I ought to point out that this is not the first time a major uprising has come as a surprise. The French Revolution of 1789, the Russian Revolution of February 1917 and the Iranian Revolution of 1979-80 are among the successful revolutions that stunned their leaders, participants, victims and observers. The failed ones include the Hungarian uprising of 1956 and the Prague Spring of 1968. In all these cases, preference falsification was a prime factor in the suddenness with which public sometimes shifted and in the cases of failure, shifted back.
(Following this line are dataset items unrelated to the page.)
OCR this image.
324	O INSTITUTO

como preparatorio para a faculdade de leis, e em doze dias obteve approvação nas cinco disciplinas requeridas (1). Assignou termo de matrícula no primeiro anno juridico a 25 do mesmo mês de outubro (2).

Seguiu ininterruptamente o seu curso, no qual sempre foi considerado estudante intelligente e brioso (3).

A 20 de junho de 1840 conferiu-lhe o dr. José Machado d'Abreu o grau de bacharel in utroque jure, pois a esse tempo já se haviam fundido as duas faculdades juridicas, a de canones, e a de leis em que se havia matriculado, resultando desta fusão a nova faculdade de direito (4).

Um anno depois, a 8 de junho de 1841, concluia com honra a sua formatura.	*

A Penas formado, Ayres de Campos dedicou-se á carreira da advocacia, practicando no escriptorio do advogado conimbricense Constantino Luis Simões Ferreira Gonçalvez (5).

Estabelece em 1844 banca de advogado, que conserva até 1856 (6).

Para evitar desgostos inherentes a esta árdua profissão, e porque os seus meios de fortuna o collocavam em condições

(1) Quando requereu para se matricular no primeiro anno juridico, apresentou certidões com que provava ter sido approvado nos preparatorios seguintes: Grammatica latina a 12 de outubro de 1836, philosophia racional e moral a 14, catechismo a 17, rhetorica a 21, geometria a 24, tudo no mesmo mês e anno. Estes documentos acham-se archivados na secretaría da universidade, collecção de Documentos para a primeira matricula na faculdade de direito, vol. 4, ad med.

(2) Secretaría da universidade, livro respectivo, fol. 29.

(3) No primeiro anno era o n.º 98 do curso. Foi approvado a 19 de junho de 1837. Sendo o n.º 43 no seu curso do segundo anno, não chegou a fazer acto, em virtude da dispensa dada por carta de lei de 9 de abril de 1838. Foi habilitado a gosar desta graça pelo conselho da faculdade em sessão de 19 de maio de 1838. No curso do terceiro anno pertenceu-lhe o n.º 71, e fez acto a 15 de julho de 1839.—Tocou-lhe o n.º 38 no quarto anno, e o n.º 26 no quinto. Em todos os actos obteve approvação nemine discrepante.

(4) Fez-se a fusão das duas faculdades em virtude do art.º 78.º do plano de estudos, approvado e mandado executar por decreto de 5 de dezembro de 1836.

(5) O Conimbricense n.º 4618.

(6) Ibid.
Because preference falsification afflicts politics in every society, though in varying forms and degrees, we are likely to be surprised again and again. But obstacles predicting particular revolutions do not rule out the production of useful general insights into the process of revolution. Even if we cannot predict the time and place of the next big uprising, we can prepare ourselves mentally for the mass mobilization that bring it about. Equally important, we can understand why it may surprise us. There are many spheres of knowledge where useful general theories foreclose reliable predictions of specific outcomes. The Darwinian theory of biological evolution illuminates the process whereby species evolve, but without enabling us to specify the future evolution of the swordfish.

The theory of biological evolution and the present argument have a common virtue: each reveals the source of its predictive limitations. In the case at hand, the source is imperfectly observable nonlinearity. In ways that we cannot hope to grasp fully, public preferences depend on their determinants nonlinearly. This is why an intrinsically insignificant event may generate a massive rise in public dissent.

The notion that small events may unleash huge forces goes against much of twentieth-century social thought, with its emphasis on linearity and thus continuity and gradualism. So does my suggestion of inescapable unpredictability. Lest this be considered offensive to the scientific spirit, I should note that establishing the limits of knowledge is itself a contribution to the pool of useful knowledge. As Friedrich von Hayek(5) reminds us, it is also necessary for charting a realistic scientific agenda.